“Arms deal” probe to cost R40m


Minister of Justice & Constitutional Development Jeff Radebe says his department has allocated R40 million to the commission of inquiry that will investigate allegations of wrongdoing in the Strategic Defence Packages (SDP) , generally known as the “arms deal”.

Speaking in Cape Town this morning, Radebe added the commission would be based in Johannesburg. President Jacob Zuma on Monday appointed Judge Willie Seriti of the Supreme Court of Appeal to head the probe. Assisting him are Justice Willem van der Merwe, Deputy Judge President of the North Gauteng High Court and Justice Francis Legodi, Judge of the North Gauteng High Court. Zuma gave them two years in which to complete their work.

Radebe this morning announced the terms of reference for the commission. He said the judges have been tasked to determine the rationale for the SDP and whether the arms and equipment acquired were under-utilised or not utilised at all.

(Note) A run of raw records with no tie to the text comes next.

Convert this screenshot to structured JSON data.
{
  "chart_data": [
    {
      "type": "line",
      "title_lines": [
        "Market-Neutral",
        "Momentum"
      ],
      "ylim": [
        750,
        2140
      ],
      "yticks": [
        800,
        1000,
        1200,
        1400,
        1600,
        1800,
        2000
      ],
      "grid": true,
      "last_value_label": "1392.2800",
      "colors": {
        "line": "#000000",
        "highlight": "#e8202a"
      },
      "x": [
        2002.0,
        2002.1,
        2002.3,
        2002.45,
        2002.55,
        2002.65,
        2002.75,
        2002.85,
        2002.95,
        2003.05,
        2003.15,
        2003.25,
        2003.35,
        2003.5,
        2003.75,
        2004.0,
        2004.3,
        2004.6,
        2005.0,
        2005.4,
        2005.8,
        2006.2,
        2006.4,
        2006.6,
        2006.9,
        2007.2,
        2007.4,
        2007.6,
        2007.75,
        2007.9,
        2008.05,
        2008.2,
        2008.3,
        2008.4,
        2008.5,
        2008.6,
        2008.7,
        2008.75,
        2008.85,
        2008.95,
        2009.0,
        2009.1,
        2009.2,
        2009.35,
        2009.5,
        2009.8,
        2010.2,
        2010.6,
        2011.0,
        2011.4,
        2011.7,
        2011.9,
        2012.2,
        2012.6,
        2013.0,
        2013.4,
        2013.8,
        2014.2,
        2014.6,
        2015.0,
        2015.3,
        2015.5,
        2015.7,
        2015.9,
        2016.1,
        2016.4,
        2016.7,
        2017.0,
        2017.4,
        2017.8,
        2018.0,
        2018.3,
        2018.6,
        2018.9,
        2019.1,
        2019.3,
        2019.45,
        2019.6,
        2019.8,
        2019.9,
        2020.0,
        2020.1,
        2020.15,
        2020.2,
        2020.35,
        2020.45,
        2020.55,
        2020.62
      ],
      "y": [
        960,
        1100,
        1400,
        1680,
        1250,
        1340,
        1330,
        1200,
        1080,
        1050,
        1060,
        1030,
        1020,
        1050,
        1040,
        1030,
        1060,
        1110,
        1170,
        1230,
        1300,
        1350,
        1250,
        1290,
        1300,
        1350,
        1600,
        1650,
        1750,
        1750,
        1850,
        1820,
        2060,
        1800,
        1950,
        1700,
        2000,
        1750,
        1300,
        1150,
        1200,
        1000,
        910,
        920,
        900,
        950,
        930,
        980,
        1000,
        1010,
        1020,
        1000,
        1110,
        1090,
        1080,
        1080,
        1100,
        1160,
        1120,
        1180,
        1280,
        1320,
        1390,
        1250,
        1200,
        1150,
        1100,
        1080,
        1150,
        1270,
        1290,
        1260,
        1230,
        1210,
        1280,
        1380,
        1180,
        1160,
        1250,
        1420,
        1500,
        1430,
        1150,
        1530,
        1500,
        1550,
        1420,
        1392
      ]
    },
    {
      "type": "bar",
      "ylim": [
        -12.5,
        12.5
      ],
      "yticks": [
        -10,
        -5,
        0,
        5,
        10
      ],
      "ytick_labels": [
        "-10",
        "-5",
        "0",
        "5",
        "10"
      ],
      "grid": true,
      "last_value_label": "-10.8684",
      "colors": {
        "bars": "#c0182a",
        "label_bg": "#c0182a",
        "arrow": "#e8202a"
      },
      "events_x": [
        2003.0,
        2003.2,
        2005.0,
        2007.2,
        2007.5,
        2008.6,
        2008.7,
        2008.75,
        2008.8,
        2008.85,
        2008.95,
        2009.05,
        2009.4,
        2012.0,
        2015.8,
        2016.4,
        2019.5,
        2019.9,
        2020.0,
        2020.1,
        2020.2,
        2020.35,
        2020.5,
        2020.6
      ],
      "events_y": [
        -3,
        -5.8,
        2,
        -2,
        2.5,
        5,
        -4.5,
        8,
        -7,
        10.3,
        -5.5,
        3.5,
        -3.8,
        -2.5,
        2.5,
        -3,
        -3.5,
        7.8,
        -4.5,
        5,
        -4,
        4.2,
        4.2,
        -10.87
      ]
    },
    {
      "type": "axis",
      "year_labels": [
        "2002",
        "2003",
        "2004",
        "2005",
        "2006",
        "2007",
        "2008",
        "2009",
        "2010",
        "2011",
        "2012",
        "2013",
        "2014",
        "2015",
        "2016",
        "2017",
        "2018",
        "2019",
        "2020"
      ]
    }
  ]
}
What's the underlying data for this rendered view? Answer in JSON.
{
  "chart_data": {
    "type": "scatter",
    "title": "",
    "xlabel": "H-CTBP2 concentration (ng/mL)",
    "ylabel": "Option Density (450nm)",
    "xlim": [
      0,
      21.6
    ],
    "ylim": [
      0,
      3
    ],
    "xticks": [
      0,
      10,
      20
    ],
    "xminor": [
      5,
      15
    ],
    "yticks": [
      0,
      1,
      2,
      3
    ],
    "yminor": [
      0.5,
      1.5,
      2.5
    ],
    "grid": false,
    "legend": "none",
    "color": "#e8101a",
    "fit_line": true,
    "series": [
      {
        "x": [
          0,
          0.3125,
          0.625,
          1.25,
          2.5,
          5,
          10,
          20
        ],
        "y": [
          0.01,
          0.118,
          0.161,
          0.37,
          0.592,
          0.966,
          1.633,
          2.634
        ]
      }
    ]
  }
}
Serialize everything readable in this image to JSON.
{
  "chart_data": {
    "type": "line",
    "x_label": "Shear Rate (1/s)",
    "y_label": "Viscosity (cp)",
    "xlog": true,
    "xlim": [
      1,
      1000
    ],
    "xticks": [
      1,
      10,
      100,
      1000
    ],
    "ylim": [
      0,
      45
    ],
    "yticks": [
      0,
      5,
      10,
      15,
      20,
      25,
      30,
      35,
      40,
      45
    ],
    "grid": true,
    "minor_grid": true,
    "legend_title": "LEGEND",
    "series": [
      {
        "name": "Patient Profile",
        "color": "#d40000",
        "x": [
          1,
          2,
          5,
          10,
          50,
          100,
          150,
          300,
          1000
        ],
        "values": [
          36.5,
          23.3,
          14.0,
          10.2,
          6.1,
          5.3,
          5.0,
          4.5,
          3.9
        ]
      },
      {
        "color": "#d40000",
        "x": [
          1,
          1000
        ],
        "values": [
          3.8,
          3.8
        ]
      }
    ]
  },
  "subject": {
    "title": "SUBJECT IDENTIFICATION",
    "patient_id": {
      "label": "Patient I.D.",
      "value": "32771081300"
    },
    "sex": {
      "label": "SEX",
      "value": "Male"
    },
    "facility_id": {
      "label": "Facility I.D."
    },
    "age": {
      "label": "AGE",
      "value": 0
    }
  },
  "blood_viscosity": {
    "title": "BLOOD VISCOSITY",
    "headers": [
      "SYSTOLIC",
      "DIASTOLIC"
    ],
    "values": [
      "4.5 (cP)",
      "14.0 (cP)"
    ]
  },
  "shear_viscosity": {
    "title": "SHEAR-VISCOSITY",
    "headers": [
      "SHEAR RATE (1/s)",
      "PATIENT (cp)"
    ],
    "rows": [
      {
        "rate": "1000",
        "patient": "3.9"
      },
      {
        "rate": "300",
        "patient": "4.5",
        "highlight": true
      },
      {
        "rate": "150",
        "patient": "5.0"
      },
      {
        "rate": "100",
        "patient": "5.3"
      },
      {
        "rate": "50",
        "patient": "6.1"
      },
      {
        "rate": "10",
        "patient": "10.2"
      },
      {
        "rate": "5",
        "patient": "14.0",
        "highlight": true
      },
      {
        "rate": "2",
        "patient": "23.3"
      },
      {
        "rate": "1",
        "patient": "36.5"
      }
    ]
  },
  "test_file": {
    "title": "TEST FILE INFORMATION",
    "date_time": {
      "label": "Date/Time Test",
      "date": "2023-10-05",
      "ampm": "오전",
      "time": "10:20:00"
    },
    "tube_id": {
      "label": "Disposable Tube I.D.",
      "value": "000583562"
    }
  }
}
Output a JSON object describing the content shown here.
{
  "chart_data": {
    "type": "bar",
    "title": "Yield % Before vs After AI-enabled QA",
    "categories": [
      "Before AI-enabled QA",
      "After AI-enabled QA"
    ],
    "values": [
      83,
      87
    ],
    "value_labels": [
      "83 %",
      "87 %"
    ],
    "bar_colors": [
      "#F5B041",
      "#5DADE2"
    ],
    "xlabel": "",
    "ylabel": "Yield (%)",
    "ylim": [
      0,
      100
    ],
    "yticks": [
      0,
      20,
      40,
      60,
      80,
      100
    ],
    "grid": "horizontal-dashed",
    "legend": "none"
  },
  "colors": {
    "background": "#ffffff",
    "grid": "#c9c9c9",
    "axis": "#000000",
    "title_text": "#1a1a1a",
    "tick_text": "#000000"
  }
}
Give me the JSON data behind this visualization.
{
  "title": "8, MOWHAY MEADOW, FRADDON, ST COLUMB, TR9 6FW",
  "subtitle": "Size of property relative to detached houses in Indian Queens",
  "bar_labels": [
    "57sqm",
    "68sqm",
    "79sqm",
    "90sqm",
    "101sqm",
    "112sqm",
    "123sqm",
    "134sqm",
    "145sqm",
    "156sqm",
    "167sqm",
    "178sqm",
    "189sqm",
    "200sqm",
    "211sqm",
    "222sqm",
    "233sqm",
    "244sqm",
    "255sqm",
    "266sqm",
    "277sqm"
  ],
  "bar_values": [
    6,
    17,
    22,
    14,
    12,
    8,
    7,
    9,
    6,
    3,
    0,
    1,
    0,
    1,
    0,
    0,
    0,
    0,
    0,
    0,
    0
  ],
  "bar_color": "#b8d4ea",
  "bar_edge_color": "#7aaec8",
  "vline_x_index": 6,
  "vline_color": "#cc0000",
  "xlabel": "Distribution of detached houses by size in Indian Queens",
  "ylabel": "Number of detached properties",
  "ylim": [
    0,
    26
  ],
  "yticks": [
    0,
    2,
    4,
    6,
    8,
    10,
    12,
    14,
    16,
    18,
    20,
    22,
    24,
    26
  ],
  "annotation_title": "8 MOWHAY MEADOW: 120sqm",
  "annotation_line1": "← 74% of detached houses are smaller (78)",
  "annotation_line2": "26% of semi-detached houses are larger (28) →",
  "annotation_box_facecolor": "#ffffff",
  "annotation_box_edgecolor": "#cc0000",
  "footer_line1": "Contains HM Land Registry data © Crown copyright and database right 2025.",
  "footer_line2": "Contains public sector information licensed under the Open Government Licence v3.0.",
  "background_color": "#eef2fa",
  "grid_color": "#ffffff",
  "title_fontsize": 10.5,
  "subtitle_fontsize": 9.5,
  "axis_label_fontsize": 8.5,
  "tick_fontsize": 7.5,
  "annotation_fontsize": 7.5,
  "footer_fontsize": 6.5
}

South Africa in 1998 announced that it was to acquire frigates, submarines, helicopters and fighters from a number of European suppliers to rejuvenate the prime mission equipment of the South African Navy and Air Force. Preferred bidders were announced at the Defence Exhibition SA in September that year. Negotiations followed with deals signed in December 1999. The contracts, worth some R30 billion at the time, became effective on April 1, 2000.

The deals would see South Africa gain four sophisticated German-built Meko A200SAN frigates, three state-of-the-art Type 209 MOD1400 submarines (also German-built), 26 Swedish generation 4.5 SAAB Gripen fighter aircraft, 24 British-built BAE Systems Mk120 fighter trainers and 30 Italian-built AgustaWestland A109 light utility helicopters. All of these, except for the last few Gripen have now been delivered and paid for.

The Seriti commission also have to consider if job opportunities that were anticipated to flow from the deal materialised. At the time, it was widely touted that the acquisitions would create 65 000 jobs. Offsets, the industrial participation by the arms suppliers, will also have to be investigated.

Government claimed the acquisitions would generate investment of worth about R104 billion. Both figures were met with public derision, with noted economist Mike Schussler calling it “voodoo figures.”

Finally, news service I-Net Bridge reported, the commission “will investigate whether any person or persons, within or outside of government improperly influenced the award or conclusion of any of the contracts awarded and whether legal proceedings should be instituted against such persons.”

The terms of reference also state that the commission should look into if there was any basis for the recovery of any losses the state may have suffered.

The South African Press Association adds the commission will have the power to subpoena witnesses. “They will have the power to subpoena anybody, including members of the executive,” the minister said. The three judges will also have powers of search and seizure and be able to compel witnesses to answer questions. Failure to cooperate with the commission will be an offence punishable with a fine or up to a year in prison.

Radebe says the final report would be made public, although interim reports submitted to the president every six months will not necessarily be released. The commission would work independently “of everyone, including the executive” to probe persistent allegations of corruption in the multibillion-rand arms deal. “The establishment of this commission and the commencement of its work represent a watershed moment in the history of democratic South Africa, in a quest to rid our nation of what has become an albatross that must now cease to blemish the reputation of our government and the image of our country.”

Former president Thabo Mbeki`s biographer Mark Gevisser has avered that the “arms deal has become the poisoned well of South African politics”, while former ANC Member of Parliament Andrew Feinstein has written that the “deal and its cover-up continue to cast a vast, dark shadow over South African public life”.